The world is entering the third decade of the acquired immunodeficiency syndrome (AIDS) pandemic. The primary cause of the disease has known to be human immunodeficiency virus type I (HIV-1). Recently, peptides are shown to have high potency as drugs in the treatment of AIDS. Therefore, in the present study, we have developed a method to predict anti-HIV-1 peptides using support vector machine (SVM) as a powerful machine learning algorithm.

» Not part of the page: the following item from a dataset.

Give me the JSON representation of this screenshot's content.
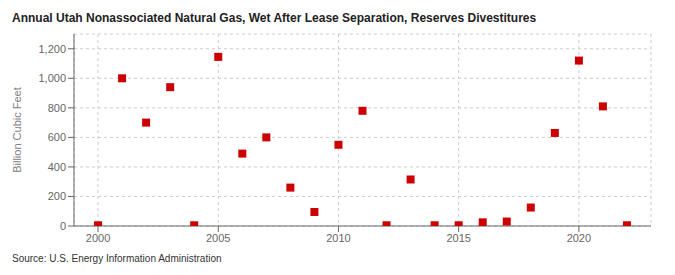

Peptide descriptors were represented based on the concept of Chou's pseudo-amino acid composition (PseAAC). HIV-1 P24-derived peptides were examined to predict anti-HIV-1 activity among them. The efficacy of the prediction was then validated in vitro. The mutagenic effect of validated anti-HIV-1 peptides was further investigated by the Ames test. Computational classification using SVM showed the accuracy and sensitivity of 96.76% and 98.1%, respectively. Based on SVM classification algorithm, 3 out of 22 P24-derived peptides were predicted to be anti-HIV-1, while the rest were estimated to be inactive. HIV-1 replication was inhibited by the three predicted anti-HIV-1 peptides as revealed in vitro, while the results of the same test on two of non-anti-HIV-1 peptides showed complete inactivity. The three anti-HIV-1 peptides were shown to be not mutagenic because of the Ames test results. These data suggest that the proposed computational method is highly efficient for predicting the anti-HIV-1 activity of any unknown peptide having only its amino acid sequence. Moreover, further experimental studies can be performed on the mentioned peptides, which may lead to new anti-HIV-1 peptide therapeutics candidates.